The judge, however, decided that the banks had simply taken advantage of a system that permitted them to manipulate the Libor interest rate through the independent submission of rate quotations. In other words, although the judge acknowledged that the banks’ activities may have constituted illegal misrepresentations of interest rates, she asserted that their independent actions failed to meet the legal definition of collusion under antitrust law.

So why did the plaintiffs frame their cases as antitrust actions instead of as fraud actions? After all, it may have been possible for them to win fraud causes more easily than antitrust cases. It is quite likely, though, that the plaintiffs were enticed to do so by the prospect of receiving punitive awards with treble damages. Such awards are available under antitrust statutes, but not under fraud and other statutes.

Many other cases are still progressing through the legal system; furthermore, last week’s settlement may be appealed in a higher court. Thus, last week’s win may prove to be a fleeting one; nevertheless, it is a victory for which the global banks are undoubtedly grateful.
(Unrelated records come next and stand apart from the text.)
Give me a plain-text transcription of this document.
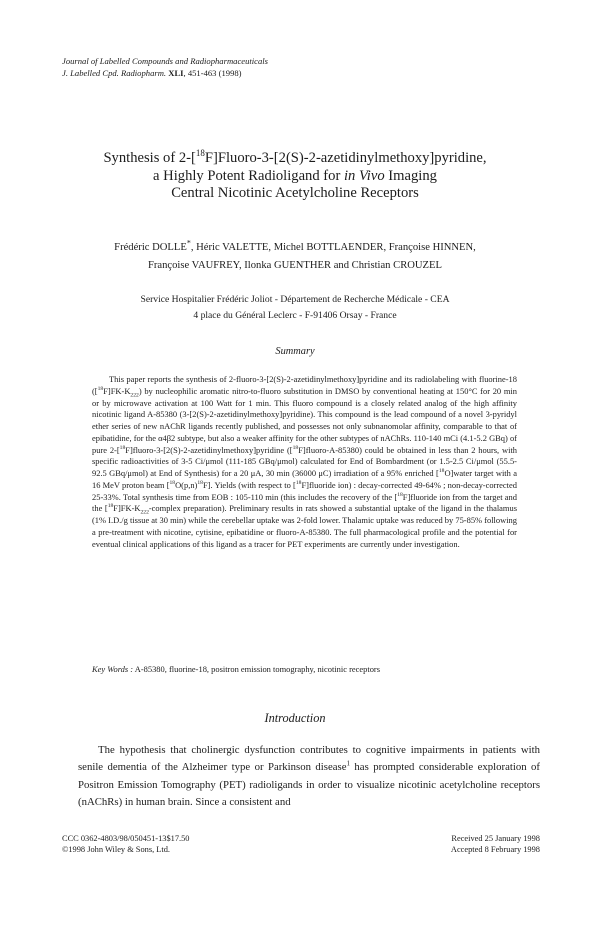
Journal of Labelled Compounds and Radiopharmaceuticals
J. Labelled Cpd. Radiopharm. XLI, 451-463 (1998)
Synthesis of 2-[$^{18}$F]Fluoro-3-[2(S)-2-azetidinylmethoxy]pyridine,
a Highly Potent Radioligand for in Vivo Imaging
Central Nicotinic Acetylcholine Receptors
Frédéric DOLLE*, Héric VALETTE, Michel BOTTLAENDER, Françoise HINNEN,
Françoise VAUFREY, Ilonka GUENTHER and Christian CROUZEL
Service Hospitalier Frédéric Joliot - Département de Recherche Médicale - CEA
4 place du Général Leclerc - F-91406 Orsay - France
Summary

This paper reports the synthesis of 2-fluoro-3-[2(S)-2-azetidinylmethoxy]pyridine and its radiolabeling with fluorine-18 $([^{18}F]FK-K_{222})$ by nucleophilic aromatic nitro-to-fluoro substitution in DMSO by conventional heating at 150°C for 20 min or by microwave activation at 100 Watt for 1 min. This fluoro compound is a closely related analog of the high affinity nicotinic ligand A-85380 (3-[2(S)-2-azetidinylmethoxy]pyridine). This compound is the lead compound of a novel 3-pyridyl ether series of new nAChR ligands recently published, and possesses not only subnanomolar affinity, comparable to that of epibatidine, for the α4β2 subtype, but also a weaker affinity for the other subtypes of nAChRs. 110-140 mCi (4.1-5.2 GBq) of pure 2-[$^{18}$F]fluoro-3-[2(S)-2-azetidinylmethoxy]pyridine ([$^{18}$F]fluoro-A-85380) could be obtained in less than 2 hours, with specific radioactivities of 3-5 Ci/μmol (111-185 GBq/μmol) calculated for End of Bombardment (or 1.5-2.5 Ci/μmol (55.5-92.5 GBq/μmol) at End of Synthesis) for a 20 μA, 30 min (36000 μC) irradiation of a 95% enriched [$^{18}$O]water target with a 16 MeV proton beam $[^{18}O(p,n)^{18}F]$. Yields (with respect to [$^{18}$F]fluoride ion) : decay-corrected 49-64% ; non-decay-corrected 25-33%. Total synthesis time from EOB : 105-110 min (this includes the recovery of the [$^{18}$F]fluoride ion from the target and the $[^{18}F]FK-K_{222}$-complex preparation). Preliminary results in rats showed a substantial uptake of the ligand in the thalamus (1% I.D./g tissue at 30 min) while the cerebellar uptake was 2-fold lower. Thalamic uptake was reduced by 75-85% following a pre-treatment with nicotine, cytisine, epibatidine or fluoro-A-85380. The full pharmacological profile and the potential for eventual clinical applications of this ligand as a tracer for PET experiments are currently under investigation.

Key Words : A-85380, fluorine-18, positron emission tomography, nicotinic receptors
Introduction

The hypothesis that cholinergic dysfunction contributes to cognitive impairments in patients with senile dementia of the Alzheimer type or Parkinson disease$^1$ has prompted considerable exploration of Positron Emission Tomography (PET) radioligands in order to visualize nicotinic acetylcholine receptors (nAChRs) in human brain. Since a consistent and

CCC 0362-4803/98/050451-13$17.50
©1998 John Wiley & Sons, Ltd.
Received 25 January 1998
Accepted 8 February 1998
Explicit vs. Implicit Collusion

It’s important to keep in mind, though, that the Federal District Court judge was referring to the absence of explicit collusion. Such collusion often requires competitors to directly communicate with each other for purposes of fixing retail sales prices.

The classic Hollywood film version of such activities, featuring smoke-filled back rooms and dark alleys, is rarely ever replicated in the real world. Nevertheless, explicitly collusive conduct may occur during interactions as brief as limited telephone conversations. One such infamous conversation occurred between the Chairman of American Airlines and the President of Braniff Airways in 1983.

As noted in a Bloomberg Businessweek article last year, flaws in the Libor methodology allowed global banks to “rig” interest rates without explicitly conspiring to do so. Nevertheless, the institutions did indeed collaborate in an implicitly collusive scheme, as described by Michael Kraten in the Businessweek article:

“You have 16 banks employing people who are eating at the same restaurants, drinking at the same pubs. They look at each other as competitors, but also as friends. It’s easy to believe that whether or not they’re explicitly talking to each other, they understand each other well and they’re implicitly colluding.”

Implicit collusion. According to the Federal District Court judge, it isn’t an illegal activity, regardless of the level of damage that it inflicts on the public.

Fraud vs. Antitrust

But what of the other cases that are progressing through the legal system? Will they be dismissed on the basis of such legal technicalities as well?

Probably not, for many of these cases rely on legal claims that are unrelated to antitrust law. The federal government, for instance, is pursuing a case through the quasi-public mortgage finance giant Freddie Mac. This particular case relies on multiple charges of fraud and breach of contract, in addition to charges of collusion. Thus, even if the third charge is dismissed by the courts, the first two charges may indeed proceed to trial.

Considering these events, are you feeling impatient that the global banks have not yet incurred some type of significant punishment for their transgressions? Although they appear to have dodged one such punitive measure last week, they will likely face many more such challenges for years to come.